Kenseth Wins Cup Rubber Match At Dover
Matt Kenseth used a two-tire strategy on the final pit stop of the day to win the Fed Ex 400 benefitting Autism Speaks at Dover International Speedway on Sunday afternoon.
It was Kenseth’s second victory of the season and comes four races after that victory in Texas.
It was the 20th victory of the Roush Fenway Racing driver’s Sprint Cup career.
“I was sitting on the track and thinking that we should stay out and get clean air and try it because I knew we wouldn’t win if we took four,” Kenseth said. “Jimmy (Fennig, his crew chief) wanted four but as I was driving down pit road I thought maybe we could compromise. While I was on the jack I asked if he was sure we didn’t want to try two and he said to put on two. It was really Jimmy’s call and just a suggestion by me. It was tough to pass on top of that rubber out there. We had a lot of power and these guys did a good job with the car.”
Mark Martin of Hendrick Motorsports, who did not pit on the final caution, finished second.
“Well kudos to Lance McGrew and everybody on this GoDaddy.com Chevrolet crew here,” Martin said. “We ran good. But we were getting ready to finish 15th again and its been a shame because we have run that well a lot this year and finished 15th. And today was just a great Dover race. I love this place.”
Marcos Ambrose of Richard Petty Motorsports was third.
Kyle Busch was fourth and Brian Vickers was fifth.
For most of the afternoon, Jimmie Johnson and points leader Carl Edwards had the
fastest cars. They ran up front almost the whole race. They were battling for the lead and the victory when the final caution was called.
But Johnson, who led 207 laps, and Edwards, who led 117, both took four tires. Edwards finished seventh and Johnson ninth.
“I didn’t have any choice in it really, that is up to the guys up on the box,” Edwards said. “That is too tough of a choice to make right there and I don’t blame Bob Osborne one bit. I thought we would be able to march up through there and I thought the race would be between Clint (Bowyer) and I.
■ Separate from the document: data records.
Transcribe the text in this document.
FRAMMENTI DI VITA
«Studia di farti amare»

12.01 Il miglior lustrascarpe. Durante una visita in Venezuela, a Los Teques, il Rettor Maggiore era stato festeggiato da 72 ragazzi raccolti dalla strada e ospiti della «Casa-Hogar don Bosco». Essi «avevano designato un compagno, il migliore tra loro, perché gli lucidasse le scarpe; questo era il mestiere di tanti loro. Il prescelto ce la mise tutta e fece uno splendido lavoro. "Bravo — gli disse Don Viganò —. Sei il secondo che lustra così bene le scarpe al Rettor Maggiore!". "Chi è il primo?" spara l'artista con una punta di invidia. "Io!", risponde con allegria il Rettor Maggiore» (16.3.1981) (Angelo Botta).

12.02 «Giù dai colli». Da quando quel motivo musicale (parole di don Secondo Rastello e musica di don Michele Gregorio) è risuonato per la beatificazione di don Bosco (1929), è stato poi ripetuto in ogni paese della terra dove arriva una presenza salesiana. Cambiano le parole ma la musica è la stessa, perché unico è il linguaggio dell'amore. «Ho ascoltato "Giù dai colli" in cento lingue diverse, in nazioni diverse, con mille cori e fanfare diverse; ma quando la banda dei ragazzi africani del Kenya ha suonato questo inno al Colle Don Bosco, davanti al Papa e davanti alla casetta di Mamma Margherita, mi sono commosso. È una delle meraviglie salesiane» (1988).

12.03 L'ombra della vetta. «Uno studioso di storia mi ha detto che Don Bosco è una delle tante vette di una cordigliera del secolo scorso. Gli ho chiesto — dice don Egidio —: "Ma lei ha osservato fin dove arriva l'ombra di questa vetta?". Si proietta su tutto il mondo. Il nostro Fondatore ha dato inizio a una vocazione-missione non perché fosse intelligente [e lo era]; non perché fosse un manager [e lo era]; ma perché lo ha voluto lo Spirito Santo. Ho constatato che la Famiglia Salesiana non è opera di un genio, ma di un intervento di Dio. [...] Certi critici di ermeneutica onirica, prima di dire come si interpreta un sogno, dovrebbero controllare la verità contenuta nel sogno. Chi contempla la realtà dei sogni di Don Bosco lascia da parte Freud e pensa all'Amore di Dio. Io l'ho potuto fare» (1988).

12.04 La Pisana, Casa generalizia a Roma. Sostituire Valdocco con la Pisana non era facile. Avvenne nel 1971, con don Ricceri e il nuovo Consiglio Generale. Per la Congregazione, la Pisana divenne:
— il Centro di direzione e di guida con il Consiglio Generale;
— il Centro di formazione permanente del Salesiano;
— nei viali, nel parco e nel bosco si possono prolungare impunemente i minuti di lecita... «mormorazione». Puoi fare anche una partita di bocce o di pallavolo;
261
“I did see a couple cars go fast early on two tires but I really felt we were going to have something. If we had had a caution who know what would have happened. You can’t look back, you have to look forward. We still have the points lead and the fastest car here today. Everybody did a good job on the Aflac Ford and a teammate won, so that is good.”
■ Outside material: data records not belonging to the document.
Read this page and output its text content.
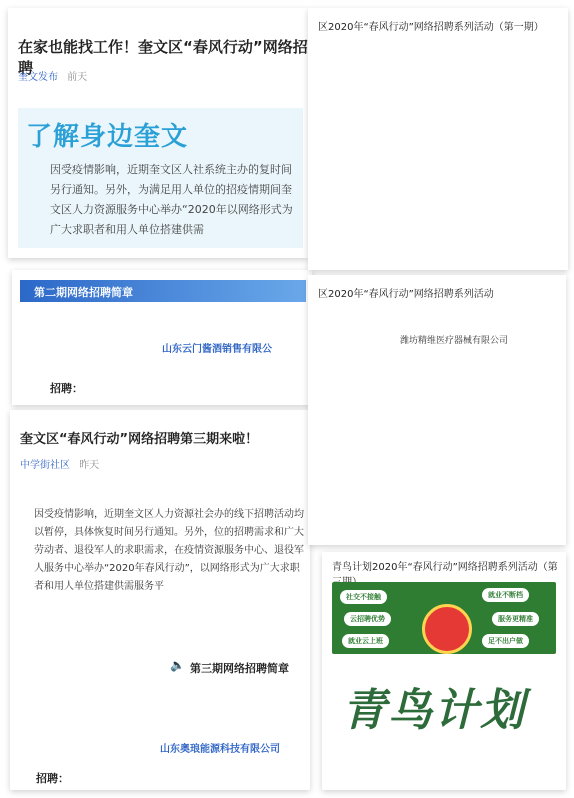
在家也能找工作！奎文区“春风行动”网络招聘
奎文发布 前天
了解身边奎文
因受疫情影响，近期奎文区人社系统主办的复时间另行通知。另外，为满足用人单位的招疫情期间奎文区人力资源服务中心举办“2020年以网络形式为广大求职者和用人单位搭建供需
第二期网络招聘简章
山东云门酱酒销售有限公
招聘：
奎文区“春风行动”网络招聘第三期来啦！
中学街社区 昨天
因受疫情影响，近期奎文区人力资源社会办的线下招聘活动均以暂停，具体恢复时间另行通知。另外，位的招聘需求和广大劳动者、退役军人的求职需求，在疫情资源服务中心、退役军人服务中心举办“2020年春风行动”，以网络形式为广大求职者和用人单位搭建供需服务平
🔈 第三期网络招聘简章
山东奥琅能源科技有限公司
招聘：
区2020年“春风行动”网络招聘系列活动（第一期）
区2020年“春风行动”网络招聘系列活动
潍坊精维医疗器械有限公司
青鸟计划2020年“春风行动”网络招聘系列活动（第
社交不接触	就业不断档
云招聘优势	服务更精准
就业云上班	足不出户做
青鸟计划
Johnson started the race from the pole and led under green until a NASCAR-called competition caution just after lap 40.
Edwards took the lead when he beat Johnson out of the pits. But on the restart lap, Johnson reclaimed the lead when he went past Edwards on the high side.
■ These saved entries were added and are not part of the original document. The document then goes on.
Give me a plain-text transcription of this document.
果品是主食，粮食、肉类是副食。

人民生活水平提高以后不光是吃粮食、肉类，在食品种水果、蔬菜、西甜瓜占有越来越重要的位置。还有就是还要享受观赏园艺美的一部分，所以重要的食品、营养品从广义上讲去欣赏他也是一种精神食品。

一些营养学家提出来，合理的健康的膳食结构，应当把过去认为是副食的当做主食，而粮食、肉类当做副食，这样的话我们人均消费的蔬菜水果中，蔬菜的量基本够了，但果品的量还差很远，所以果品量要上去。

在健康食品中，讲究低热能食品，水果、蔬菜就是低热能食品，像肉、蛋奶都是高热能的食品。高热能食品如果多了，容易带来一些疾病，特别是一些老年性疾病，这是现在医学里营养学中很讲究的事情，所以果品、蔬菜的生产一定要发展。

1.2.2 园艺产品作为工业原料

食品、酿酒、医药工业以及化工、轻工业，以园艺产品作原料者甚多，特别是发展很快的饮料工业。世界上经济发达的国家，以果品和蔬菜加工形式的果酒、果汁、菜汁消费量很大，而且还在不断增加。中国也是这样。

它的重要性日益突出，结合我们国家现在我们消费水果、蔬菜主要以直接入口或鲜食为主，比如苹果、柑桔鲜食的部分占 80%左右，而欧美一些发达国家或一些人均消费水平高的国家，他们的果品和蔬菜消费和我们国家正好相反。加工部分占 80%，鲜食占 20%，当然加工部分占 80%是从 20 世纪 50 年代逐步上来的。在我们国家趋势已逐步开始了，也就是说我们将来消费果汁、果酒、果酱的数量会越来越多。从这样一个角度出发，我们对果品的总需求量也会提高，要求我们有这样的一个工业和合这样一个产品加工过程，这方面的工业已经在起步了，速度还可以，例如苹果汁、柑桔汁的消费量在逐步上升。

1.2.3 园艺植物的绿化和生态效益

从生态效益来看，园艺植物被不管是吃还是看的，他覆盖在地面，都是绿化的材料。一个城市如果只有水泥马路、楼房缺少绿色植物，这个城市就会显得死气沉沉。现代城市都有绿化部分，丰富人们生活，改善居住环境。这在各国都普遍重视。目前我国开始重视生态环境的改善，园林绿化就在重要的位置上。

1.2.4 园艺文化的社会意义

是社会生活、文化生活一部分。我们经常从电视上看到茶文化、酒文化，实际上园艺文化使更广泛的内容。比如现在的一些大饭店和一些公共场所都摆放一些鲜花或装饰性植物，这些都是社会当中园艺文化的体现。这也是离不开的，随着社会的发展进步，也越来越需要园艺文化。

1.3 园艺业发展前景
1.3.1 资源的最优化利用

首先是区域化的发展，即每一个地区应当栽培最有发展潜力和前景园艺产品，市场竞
Johnson held the lead until green-flag pit stops started at about lap 105. When the pitting cycled through, Johnson picked up the lead once again.
He held it until lap 144. On that lap, Edwards regained the lead on a pass in Turn 2.
Johnson appeared to be moving back up on Edwards on lap 164 when the caution flag
waved for rain. The field pitted and when the cars emerged, Johnson was in front of Edwards at the front.
The race went green again on lap 170. Johnson held the lead until lap 190 when he was again passed by Edwards.
Edwards held the lead until there were 118 laps left. At that point, green-flag pitting was under way. When the pitting cycled through, Johnson again had the lead – about a second in front of Edwards.
Edwards began eating into that lead and with 90 laps to go was on Johnson’s rear bumper. A couple laps later Edwards regained the lead but Johnson took it back less than a lap later.
Edwards stayed with Johnson and with 69 to go appeared to be headed under him for the lead when a caution was called with Kasey Kahne slowed to a stop on the track.
Bowyer, who had been running third before the caution, came out of the pits with the lead. Johnson was second and Edwards third. Edwards moved past Johnson into second and was moving in on Bowyer when a caution came out with 39 to go after Juan Pablo Montoya crashed.
On the ensuing pit stops, some of the top-10 cars stopped for two tires, some took four.
When the race restarted with 34 to go, Martin, who did not pit at all, was first. Second was Kenseth. Dale Earnhardt Jr. was third, Brian Vickers was fourth, Jeff Gordon was fifth.
Bowyer was the top driver who took four tires – he was eighth and finished sixth.
“Obviously,” Bowyer said, “probably two tires may have won the race right there, but, when he said four and that many guys stayed out or were on two, I really thought we would be able to get back up through them, especially, as greasy and slimy as the track was on restarts. But it just didn’t. Real proud of my guys on the BB&T Chevrolet.”
Kenseth took the lead two laps later.